According to Jeff Green, National Director of Citizens for Safe Drinking Water, a repeated theme in some of the recent cases where communities successfully removed fluoride from their water supply is the shifting of the burden of proof. Rather than citizens taking on the burden of proving that fluoride is harmful and shouldn’t be added, a more successful strategy has been to hold those making claims and the elected officials who rely on them, accountable for delivering proof that the specific fluoridation chemical being used fulfills their health and safety claims, and is in compliance with all regulations, laws, and risk assessments already required for safe drinking water.

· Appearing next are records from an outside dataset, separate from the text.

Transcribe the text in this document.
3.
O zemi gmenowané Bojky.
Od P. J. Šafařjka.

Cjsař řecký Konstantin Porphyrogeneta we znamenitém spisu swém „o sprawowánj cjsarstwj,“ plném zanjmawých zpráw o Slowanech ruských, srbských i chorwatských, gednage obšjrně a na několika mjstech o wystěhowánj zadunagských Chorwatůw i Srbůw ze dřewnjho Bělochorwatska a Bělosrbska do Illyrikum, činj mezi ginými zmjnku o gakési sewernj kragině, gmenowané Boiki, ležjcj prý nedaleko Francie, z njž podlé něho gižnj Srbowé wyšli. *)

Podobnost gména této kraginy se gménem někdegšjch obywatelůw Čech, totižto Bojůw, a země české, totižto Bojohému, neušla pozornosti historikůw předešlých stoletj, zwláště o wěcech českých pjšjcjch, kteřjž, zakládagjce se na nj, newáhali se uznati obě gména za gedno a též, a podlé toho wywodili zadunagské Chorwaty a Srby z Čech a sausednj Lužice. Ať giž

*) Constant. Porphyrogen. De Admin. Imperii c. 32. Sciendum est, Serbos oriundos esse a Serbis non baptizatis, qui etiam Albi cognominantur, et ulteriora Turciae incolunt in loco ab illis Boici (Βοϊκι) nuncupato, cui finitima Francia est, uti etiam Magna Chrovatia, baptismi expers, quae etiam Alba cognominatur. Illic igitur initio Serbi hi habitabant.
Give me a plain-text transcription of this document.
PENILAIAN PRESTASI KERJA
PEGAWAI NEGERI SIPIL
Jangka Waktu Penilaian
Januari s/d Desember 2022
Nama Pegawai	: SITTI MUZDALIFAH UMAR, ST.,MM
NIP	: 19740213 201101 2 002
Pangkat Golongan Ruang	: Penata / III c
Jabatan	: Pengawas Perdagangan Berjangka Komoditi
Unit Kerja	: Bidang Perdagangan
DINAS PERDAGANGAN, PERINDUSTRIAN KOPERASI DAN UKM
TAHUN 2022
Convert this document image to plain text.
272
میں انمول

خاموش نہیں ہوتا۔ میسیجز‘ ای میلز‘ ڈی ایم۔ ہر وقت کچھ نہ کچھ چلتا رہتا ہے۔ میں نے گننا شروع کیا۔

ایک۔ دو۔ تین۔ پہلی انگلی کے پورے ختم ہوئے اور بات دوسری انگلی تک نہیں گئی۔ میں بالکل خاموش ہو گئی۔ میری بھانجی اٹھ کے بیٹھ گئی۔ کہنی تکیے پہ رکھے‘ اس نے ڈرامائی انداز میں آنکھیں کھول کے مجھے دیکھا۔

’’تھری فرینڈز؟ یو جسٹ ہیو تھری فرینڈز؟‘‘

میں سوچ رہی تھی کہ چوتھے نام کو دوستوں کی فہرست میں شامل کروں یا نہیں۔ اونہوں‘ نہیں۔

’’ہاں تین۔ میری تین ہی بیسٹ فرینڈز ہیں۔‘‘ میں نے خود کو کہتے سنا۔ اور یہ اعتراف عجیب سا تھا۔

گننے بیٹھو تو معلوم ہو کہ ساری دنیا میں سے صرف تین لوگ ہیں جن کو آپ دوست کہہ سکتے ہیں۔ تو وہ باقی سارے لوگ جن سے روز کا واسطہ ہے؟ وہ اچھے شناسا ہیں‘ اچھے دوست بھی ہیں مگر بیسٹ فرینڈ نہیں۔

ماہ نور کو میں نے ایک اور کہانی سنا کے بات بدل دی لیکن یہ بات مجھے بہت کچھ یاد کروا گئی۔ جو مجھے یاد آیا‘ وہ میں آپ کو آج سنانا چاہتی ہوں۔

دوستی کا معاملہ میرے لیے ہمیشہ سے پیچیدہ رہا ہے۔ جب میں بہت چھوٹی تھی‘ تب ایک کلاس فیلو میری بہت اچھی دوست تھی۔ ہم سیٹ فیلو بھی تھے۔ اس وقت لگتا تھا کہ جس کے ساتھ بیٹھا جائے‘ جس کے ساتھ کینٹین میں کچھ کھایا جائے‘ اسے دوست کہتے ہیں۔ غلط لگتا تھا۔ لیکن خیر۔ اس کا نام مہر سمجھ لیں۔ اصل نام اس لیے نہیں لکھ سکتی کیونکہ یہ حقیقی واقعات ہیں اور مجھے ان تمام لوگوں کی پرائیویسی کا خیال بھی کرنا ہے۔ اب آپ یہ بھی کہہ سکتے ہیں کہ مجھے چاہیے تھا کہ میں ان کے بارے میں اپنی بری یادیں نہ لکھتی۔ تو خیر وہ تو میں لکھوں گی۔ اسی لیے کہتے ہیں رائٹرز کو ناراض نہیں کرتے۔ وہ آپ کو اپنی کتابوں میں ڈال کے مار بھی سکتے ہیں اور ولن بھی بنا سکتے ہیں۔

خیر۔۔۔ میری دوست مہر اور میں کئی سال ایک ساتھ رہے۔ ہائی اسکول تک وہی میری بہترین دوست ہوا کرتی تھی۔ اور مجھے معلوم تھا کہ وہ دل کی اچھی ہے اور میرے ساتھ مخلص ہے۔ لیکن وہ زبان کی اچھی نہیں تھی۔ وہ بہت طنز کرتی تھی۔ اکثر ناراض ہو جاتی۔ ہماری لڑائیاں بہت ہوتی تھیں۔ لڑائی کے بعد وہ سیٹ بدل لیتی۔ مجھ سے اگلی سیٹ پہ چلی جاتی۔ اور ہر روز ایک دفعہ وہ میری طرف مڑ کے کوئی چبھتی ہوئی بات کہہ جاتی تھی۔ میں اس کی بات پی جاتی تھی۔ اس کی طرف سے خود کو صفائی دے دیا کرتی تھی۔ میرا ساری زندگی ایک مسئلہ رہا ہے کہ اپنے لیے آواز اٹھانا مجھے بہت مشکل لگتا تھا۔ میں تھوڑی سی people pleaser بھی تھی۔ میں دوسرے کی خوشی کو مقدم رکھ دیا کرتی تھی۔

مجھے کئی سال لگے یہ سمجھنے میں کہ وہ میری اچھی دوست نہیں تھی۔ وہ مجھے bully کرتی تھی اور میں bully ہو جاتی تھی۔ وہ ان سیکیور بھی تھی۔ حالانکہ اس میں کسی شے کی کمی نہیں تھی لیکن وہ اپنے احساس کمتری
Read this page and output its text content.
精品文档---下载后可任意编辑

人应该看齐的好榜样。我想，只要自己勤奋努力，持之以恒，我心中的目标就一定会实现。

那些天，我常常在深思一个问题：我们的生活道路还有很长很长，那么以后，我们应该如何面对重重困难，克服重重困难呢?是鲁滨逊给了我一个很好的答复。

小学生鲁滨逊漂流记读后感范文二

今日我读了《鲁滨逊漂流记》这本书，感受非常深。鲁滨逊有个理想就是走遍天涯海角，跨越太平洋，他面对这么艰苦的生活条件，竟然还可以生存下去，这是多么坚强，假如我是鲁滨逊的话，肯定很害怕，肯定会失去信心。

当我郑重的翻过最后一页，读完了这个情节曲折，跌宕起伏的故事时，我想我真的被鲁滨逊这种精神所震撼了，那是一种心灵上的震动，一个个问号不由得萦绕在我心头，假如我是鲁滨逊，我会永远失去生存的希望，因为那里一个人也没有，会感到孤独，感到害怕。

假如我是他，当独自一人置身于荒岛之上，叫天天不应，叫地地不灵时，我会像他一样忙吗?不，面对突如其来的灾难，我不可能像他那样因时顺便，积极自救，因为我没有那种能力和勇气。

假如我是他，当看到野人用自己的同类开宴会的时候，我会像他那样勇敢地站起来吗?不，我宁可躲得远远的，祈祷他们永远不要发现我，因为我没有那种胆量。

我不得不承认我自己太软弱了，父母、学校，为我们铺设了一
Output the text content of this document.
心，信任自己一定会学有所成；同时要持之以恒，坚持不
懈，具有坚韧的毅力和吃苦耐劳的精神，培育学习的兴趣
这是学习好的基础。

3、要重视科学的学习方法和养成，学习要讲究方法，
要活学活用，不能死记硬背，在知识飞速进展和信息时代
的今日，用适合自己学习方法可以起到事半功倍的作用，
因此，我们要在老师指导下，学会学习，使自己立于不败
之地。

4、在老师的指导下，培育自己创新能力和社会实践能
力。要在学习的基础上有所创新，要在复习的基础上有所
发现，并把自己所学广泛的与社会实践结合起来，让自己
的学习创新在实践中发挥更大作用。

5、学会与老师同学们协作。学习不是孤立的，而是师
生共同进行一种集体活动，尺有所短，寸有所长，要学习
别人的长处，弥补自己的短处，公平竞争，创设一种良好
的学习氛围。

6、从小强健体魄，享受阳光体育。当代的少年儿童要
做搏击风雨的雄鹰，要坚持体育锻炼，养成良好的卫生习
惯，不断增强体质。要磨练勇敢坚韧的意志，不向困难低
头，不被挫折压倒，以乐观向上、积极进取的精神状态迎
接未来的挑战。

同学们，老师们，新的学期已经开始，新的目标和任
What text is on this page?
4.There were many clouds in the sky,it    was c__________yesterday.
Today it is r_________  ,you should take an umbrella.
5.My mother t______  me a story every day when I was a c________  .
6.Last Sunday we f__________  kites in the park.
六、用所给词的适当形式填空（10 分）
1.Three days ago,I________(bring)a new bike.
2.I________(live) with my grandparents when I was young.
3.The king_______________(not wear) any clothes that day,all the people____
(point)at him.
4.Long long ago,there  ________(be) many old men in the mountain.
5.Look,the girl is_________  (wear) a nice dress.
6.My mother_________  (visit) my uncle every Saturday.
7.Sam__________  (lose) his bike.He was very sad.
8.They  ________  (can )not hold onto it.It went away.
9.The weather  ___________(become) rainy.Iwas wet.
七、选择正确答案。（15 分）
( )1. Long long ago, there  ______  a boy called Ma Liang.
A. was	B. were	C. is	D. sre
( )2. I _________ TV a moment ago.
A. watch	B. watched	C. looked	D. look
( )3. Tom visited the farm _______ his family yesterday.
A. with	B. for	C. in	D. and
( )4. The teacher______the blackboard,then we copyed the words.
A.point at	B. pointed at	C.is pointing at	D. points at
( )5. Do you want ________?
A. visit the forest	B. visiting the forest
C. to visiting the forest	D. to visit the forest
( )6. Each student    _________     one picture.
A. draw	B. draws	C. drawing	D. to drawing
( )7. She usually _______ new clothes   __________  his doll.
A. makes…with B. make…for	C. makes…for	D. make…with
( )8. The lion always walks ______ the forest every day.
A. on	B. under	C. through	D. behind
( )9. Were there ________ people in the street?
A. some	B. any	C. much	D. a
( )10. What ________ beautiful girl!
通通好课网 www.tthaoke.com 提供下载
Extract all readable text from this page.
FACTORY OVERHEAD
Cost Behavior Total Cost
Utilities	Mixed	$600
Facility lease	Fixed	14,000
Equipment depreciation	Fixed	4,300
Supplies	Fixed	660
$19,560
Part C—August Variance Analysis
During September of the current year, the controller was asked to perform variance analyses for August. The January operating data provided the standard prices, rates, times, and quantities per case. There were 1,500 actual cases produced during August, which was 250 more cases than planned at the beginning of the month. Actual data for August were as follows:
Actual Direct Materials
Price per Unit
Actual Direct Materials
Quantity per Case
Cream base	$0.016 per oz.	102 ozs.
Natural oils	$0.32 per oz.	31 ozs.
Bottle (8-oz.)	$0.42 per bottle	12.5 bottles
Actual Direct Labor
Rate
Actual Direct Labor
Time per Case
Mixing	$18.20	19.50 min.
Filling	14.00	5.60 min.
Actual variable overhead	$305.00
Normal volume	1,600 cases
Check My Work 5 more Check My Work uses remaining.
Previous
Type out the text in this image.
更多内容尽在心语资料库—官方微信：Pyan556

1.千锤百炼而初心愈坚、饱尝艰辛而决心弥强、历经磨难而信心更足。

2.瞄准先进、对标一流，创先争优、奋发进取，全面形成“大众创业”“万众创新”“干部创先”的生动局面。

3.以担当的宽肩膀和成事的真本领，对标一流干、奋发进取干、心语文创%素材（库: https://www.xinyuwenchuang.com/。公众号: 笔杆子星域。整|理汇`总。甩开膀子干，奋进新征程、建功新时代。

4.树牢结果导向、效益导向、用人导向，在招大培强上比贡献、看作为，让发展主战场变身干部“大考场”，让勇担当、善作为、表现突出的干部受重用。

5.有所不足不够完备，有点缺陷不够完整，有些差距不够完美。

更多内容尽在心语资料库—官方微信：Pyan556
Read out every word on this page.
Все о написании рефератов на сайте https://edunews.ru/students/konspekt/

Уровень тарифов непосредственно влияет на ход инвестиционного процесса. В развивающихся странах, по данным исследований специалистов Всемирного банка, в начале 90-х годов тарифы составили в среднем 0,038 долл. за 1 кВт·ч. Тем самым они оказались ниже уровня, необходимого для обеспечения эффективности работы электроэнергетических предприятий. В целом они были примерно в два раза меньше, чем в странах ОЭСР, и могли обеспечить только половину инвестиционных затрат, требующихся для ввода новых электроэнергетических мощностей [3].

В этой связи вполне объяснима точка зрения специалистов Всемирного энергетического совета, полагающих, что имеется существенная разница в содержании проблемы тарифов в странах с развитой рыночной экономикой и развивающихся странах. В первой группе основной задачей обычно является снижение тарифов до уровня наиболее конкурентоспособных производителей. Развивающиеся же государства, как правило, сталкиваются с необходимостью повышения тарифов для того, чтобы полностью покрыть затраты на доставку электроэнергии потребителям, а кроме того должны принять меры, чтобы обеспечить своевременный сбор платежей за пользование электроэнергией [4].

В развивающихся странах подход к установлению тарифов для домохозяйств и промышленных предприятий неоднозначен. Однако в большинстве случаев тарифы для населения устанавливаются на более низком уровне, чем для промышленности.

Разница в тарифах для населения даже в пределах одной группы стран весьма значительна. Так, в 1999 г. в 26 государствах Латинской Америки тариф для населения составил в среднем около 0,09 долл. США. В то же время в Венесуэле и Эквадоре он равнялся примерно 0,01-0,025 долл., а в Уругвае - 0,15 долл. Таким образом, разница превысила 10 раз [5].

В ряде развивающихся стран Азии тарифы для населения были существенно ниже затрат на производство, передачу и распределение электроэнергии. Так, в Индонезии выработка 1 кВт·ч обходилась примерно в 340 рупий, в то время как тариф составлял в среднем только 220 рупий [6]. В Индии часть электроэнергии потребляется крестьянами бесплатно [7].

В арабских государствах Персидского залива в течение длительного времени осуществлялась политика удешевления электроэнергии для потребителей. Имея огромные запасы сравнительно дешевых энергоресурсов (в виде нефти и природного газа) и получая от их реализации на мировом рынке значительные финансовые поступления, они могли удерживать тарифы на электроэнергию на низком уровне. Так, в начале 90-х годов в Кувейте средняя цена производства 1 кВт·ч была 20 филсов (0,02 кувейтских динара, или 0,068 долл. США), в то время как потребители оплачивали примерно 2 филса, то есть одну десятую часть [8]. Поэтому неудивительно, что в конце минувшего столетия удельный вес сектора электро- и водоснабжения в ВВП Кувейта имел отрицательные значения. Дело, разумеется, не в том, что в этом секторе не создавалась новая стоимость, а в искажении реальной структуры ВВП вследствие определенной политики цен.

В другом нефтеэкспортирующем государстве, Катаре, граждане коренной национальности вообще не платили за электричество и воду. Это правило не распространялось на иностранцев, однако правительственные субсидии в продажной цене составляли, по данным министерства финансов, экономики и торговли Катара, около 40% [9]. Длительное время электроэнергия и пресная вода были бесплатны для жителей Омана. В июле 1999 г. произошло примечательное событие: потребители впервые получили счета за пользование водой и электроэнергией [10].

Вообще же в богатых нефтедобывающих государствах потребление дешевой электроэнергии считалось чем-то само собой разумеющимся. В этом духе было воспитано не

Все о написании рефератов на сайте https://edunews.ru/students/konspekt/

For example, a couple of years ago, a Tennessee town stopped adding the hydrofluosilicic acid fluoride product they had been using, while still keeping its resolution to fluoridate its water supplies intact (meaning they didn’t make a decision on whether it might be harmful). They just haven’t been able to find a replacement product that is compliant with existing laws, regulations and safe-water requirements, and they will not add any fluoride product that is not in compliance.